Agent Training and Dataset
Recognizing the performance gap of existing models on Android interaction tasks, AndroidLab facilitates agent training through a custom dataset.
Android Instruction Dataset
An "Android Instruction" dataset was curated using the AndroidLab environment. This dataset comprises trajectories of interactions, where each step includes the multimodal observation (screen, view hierarchy), the natural language instruction, and the corresponding ground-truth action taken to progress towards the task goal. This dataset is specifically designed for instruction-tuning LLMs and LMMs to improve their ability to map instructions and device states to appropriate actions within the Android environment.
Training Methodology
The paper demonstrates the effectiveness of this dataset by fine-tuning several open-source models. Six models (both LLMs and LMMs) were trained using the Android Instruction dataset. The training objective is typically to maximize the likelihood of predicting the correct action given the instruction and the current state observation. Standard supervised fine-tuning techniques are employed.

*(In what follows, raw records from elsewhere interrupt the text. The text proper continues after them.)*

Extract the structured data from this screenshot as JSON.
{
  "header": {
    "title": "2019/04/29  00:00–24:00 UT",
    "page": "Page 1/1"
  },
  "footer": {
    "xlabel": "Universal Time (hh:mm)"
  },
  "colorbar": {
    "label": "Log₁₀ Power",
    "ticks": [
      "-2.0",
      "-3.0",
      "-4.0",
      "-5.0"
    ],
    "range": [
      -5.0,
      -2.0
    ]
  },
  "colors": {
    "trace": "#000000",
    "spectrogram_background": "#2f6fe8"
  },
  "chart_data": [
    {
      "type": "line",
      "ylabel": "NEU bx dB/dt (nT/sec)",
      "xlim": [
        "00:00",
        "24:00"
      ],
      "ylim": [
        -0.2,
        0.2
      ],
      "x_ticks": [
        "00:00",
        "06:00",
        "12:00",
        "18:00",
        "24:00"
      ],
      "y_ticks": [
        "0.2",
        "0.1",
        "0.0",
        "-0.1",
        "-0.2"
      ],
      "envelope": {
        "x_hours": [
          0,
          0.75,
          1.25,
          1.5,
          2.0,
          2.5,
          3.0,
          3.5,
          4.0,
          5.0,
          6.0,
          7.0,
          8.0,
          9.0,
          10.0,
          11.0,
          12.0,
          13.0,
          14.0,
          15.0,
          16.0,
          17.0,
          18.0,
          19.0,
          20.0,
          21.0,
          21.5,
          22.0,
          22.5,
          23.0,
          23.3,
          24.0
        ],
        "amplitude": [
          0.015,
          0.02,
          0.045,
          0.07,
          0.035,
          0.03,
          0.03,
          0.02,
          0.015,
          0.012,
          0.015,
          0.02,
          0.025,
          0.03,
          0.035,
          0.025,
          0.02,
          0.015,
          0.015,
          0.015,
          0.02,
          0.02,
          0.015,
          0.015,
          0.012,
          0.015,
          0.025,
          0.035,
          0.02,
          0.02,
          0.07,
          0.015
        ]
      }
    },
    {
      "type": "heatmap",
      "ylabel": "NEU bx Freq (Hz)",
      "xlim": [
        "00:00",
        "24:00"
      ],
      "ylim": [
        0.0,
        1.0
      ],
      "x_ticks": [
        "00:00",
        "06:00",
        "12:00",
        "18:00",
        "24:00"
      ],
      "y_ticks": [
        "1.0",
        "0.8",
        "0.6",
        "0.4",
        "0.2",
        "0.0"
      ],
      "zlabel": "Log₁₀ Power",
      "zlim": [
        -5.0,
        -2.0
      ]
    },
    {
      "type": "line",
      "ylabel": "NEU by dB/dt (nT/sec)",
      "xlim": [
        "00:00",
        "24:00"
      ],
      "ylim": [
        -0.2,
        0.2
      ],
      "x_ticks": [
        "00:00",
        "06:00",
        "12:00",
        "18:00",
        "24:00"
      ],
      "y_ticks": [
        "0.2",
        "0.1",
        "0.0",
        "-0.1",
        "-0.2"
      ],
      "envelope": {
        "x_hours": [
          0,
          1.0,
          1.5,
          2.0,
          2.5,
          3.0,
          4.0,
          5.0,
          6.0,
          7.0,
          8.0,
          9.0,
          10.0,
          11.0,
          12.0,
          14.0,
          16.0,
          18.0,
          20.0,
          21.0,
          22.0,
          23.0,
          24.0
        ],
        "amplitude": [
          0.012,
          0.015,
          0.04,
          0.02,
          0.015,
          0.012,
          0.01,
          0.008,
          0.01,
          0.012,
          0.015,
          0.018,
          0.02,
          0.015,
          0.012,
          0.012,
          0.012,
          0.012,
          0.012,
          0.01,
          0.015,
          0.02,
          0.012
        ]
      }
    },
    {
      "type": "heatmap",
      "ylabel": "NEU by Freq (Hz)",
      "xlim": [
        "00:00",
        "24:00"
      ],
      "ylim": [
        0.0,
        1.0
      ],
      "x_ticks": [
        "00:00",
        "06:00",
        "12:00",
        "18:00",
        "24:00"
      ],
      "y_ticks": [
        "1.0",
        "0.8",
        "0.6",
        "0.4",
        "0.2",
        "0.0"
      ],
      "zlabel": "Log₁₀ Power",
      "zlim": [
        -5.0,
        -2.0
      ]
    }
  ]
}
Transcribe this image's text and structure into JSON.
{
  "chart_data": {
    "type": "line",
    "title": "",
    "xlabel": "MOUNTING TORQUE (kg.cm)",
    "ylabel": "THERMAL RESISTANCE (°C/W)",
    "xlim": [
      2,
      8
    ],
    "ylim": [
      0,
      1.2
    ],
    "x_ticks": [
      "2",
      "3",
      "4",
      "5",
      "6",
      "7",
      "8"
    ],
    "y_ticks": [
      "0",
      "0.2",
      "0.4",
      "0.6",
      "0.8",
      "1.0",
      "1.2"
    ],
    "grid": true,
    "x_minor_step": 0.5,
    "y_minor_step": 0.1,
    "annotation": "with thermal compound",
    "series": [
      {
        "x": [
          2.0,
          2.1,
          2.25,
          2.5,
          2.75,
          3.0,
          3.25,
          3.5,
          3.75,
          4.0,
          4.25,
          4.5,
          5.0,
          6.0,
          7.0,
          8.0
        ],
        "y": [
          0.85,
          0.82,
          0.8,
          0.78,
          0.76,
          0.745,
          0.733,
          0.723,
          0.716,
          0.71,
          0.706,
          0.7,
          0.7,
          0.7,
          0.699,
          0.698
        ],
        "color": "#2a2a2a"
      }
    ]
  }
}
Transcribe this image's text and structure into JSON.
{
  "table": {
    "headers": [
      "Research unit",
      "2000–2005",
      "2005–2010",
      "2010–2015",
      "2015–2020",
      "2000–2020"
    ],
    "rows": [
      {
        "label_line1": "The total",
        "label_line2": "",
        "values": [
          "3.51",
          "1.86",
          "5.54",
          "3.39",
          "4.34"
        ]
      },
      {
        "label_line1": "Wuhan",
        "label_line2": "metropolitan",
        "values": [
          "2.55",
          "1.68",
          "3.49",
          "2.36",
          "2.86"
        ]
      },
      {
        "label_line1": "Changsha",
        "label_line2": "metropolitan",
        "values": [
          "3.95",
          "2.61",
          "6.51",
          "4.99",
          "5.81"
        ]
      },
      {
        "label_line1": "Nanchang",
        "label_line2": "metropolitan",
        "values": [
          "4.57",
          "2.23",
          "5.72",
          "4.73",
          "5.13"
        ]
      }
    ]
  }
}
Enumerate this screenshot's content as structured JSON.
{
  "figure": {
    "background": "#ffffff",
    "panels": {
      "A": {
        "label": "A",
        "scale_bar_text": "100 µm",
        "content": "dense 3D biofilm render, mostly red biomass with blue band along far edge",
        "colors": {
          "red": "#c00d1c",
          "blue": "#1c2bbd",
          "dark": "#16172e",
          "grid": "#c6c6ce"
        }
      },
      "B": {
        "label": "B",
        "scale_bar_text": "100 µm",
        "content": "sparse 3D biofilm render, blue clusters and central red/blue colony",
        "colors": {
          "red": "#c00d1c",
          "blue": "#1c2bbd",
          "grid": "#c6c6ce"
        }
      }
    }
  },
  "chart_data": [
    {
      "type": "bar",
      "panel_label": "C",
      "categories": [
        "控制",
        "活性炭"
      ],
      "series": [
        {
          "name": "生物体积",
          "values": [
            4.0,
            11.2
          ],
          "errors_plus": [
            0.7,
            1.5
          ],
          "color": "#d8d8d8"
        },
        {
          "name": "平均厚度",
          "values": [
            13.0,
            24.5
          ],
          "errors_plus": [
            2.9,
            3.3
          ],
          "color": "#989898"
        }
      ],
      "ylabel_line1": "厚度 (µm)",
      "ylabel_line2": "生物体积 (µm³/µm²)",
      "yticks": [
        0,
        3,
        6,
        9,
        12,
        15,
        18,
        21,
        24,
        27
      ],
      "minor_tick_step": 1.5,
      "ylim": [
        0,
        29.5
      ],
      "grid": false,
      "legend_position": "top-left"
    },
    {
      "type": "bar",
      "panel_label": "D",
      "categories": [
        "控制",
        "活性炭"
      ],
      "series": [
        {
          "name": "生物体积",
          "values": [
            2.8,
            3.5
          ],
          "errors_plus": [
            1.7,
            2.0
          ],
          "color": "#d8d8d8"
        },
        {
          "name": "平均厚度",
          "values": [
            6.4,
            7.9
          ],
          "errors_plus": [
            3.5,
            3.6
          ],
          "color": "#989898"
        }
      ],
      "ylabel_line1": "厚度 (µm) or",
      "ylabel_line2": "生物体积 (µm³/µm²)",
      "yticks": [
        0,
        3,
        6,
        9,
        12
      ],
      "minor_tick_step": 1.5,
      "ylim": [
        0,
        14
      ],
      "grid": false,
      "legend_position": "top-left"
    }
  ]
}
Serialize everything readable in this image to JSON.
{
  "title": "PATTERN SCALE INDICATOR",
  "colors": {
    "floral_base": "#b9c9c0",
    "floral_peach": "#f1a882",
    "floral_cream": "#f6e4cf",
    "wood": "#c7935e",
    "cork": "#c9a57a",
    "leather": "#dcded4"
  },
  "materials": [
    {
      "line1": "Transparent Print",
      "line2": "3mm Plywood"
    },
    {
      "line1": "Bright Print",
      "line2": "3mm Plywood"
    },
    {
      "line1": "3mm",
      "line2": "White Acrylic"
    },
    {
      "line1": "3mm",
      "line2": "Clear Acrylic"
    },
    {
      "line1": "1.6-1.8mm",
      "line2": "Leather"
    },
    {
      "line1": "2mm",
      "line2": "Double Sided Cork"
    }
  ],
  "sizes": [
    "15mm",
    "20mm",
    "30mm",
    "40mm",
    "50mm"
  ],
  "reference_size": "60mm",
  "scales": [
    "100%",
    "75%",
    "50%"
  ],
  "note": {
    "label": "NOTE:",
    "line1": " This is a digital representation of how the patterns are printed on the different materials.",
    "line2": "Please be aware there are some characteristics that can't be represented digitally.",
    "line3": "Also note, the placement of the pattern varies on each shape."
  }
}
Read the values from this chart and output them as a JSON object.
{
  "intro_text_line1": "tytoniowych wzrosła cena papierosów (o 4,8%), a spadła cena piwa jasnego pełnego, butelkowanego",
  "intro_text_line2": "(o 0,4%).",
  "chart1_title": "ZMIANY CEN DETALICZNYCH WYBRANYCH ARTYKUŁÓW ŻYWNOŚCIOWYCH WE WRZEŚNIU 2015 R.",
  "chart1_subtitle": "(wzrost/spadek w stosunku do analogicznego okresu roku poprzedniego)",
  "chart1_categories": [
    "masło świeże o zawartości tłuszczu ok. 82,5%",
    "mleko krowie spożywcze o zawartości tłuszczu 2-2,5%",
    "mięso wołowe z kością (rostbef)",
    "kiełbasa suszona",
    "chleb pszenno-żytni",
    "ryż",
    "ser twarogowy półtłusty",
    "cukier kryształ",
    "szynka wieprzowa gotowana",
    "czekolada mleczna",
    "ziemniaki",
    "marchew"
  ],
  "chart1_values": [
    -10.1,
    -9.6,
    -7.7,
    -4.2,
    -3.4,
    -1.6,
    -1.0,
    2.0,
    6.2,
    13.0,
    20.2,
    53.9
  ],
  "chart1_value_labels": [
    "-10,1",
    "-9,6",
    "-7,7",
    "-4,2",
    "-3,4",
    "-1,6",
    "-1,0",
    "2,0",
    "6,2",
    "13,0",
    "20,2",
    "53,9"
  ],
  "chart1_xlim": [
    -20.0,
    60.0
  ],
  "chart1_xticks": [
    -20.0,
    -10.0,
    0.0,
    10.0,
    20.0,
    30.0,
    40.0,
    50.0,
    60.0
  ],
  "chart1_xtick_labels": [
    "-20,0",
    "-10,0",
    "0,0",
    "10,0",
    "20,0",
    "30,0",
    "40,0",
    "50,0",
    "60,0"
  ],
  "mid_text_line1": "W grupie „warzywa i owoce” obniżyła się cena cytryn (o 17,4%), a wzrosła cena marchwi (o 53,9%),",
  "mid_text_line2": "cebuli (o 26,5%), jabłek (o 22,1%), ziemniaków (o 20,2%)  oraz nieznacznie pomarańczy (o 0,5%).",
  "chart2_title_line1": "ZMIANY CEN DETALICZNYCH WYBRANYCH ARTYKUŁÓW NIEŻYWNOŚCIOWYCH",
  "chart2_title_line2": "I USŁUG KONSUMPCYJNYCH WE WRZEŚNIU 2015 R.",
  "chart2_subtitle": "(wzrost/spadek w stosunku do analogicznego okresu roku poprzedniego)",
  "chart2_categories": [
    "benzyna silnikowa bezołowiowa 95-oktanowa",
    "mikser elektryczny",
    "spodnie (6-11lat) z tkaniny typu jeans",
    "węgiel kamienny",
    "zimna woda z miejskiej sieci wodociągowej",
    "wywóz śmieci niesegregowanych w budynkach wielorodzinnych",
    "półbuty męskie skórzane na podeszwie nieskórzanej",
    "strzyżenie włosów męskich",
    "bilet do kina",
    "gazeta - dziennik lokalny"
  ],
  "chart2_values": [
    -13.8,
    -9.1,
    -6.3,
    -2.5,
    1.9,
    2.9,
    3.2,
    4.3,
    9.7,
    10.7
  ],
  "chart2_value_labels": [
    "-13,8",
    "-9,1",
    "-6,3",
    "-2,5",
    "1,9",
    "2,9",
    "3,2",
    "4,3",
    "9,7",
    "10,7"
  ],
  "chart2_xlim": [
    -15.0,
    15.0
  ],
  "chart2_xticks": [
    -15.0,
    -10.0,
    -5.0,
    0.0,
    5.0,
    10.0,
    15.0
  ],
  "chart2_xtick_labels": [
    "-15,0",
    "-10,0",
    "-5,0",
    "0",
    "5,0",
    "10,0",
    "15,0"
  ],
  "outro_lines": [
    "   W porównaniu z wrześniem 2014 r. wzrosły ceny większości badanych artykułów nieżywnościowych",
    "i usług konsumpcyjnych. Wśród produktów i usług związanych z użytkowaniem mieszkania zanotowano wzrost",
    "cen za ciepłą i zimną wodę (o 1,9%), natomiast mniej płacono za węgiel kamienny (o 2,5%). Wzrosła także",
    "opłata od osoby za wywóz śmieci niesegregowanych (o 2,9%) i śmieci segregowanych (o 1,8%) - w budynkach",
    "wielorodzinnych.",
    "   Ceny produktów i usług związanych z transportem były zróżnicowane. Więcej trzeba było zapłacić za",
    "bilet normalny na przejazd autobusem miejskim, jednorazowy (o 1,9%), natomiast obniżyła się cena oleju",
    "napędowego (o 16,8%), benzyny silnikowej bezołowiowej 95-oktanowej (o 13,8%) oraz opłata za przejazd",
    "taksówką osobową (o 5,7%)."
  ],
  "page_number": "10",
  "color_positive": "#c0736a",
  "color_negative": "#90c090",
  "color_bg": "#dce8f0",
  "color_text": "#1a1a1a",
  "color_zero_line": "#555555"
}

Experimental Results and Findings
Systematic benchmarking was performed using the AndroidLab framework, evaluating both pre-trained and fine-tuned models.
Baseline Performance
Initial evaluations revealed low success rates for pre-trained, off-the-shelf models on the benchmark tasks. Average success rates were reported as 4.59% for the evaluated LLMs and 1.93% for the LMMs. This highlights the challenge of applying general-purpose models directly to complex, goal-oriented interaction tasks within the Android GUI paradigm without specific adaptation.
Post-Training Performance Improvement
Significant performance improvements were observed after fine-tuning the open-source models on the Android Instruction dataset.
- The average success rate for the fine-tuned LLMs increased from 4.59% to 21.50%.
- The average success rate for the fine-tuned LMMs increased from 1.93% to 13.28%.
These results demonstrate the efficacy of the curated dataset and the fine-tuning process within the AndroidLab framework for enhancing agent capabilities in Android interaction. Although LMMs started from a lower baseline, the relative improvement suggests their potential, possibly requiring further optimization or architectural adaptation for better utilization of visual cues in conjunction with structural information. The framework also supports evaluating closed-source models (e.g., via APIs), allowing for broader comparisons, although the paper primarily focused on improvements achieved through fine-tuning open-source models.
Conclusion
AndroidLab offers a valuable contribution by providing an open-source, systematic framework and benchmark for Android autonomous agents (Xu et al., 31 Oct 2024 ). Its standardized environment, unified action space, diverse task suite, and curated training dataset facilitate reproducible research and development in this area. The demonstrated significant improvement in model performance after fine-tuning underscores the importance of specialized training data and methodologies for enabling effective agent interaction with mobile GUIs. The framework serves as a robust platform for future research in Android agents, supporting the evaluation and comparison of a wide range of AI models.